Chemical control of breathing
Chemoreceptors are among the most important inputs to the brainstem control centres:
(1) Centrally located in the medulla
(2) Periphally located in the aortic and carotid bodies
Central chemoreceptors
Detect PCO2 and H+.
They are located near the surface of the ventral medulla (separate from, but close to) the medullary respiratory centre.
These receptors are readily accessible to CO2 which diffuses easily out of the cerebral capillaries into the surrounding tissues and into the CSF.
Ions such as H+ and HCO3- are repelled by the blood brain barrier.
Central chemoreceptors: PCO2 and H+
The direct effect of PCO2 on the central chemoreceptors is only transitory. To be fully effective, CO2 must be hydrated in the CSF to yield H+.
Because the CSF has much less protein than plasma it buffers H+ relatively poorly.

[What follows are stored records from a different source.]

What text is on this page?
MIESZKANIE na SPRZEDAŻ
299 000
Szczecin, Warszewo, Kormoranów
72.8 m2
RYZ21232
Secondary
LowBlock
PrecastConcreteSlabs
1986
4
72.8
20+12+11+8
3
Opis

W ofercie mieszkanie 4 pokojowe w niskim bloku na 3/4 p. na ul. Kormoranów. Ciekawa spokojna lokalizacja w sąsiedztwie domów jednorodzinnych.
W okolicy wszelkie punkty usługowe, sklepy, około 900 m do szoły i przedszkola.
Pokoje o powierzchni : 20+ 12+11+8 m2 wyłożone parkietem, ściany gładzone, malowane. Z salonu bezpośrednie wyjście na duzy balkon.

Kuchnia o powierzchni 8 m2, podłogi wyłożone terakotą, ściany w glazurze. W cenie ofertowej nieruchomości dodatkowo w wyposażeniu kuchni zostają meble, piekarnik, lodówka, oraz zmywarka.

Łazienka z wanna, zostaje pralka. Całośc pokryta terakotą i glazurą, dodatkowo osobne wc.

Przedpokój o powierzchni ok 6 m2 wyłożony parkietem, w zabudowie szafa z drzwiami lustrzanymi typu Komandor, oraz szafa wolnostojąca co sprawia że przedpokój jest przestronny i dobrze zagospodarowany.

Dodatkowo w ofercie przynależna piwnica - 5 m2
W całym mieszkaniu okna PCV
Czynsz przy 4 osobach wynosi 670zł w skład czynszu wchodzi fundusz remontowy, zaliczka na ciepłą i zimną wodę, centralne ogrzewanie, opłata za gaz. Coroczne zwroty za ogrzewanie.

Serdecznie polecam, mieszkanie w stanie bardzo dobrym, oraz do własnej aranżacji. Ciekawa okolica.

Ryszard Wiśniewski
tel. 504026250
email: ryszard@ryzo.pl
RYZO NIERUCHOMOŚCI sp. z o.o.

Therefore, H+ generated from CO2 are able to diffuse to the receptor and intensify the effect.
Peripheral chemoreceptors
Peripheral chemoreceptors are located in or close to the wall of major arteries in the neck (carotid bodies) and upper thorax (aortic bodies) and receive a rich blood supply. The largest concentration is in the carotid body.
Each carotid body is innervated by a branch of the carotid sinus nerve, which in turn forms a branch of the glossopharyngeal cranial nerve (IX) which projects to the medulla.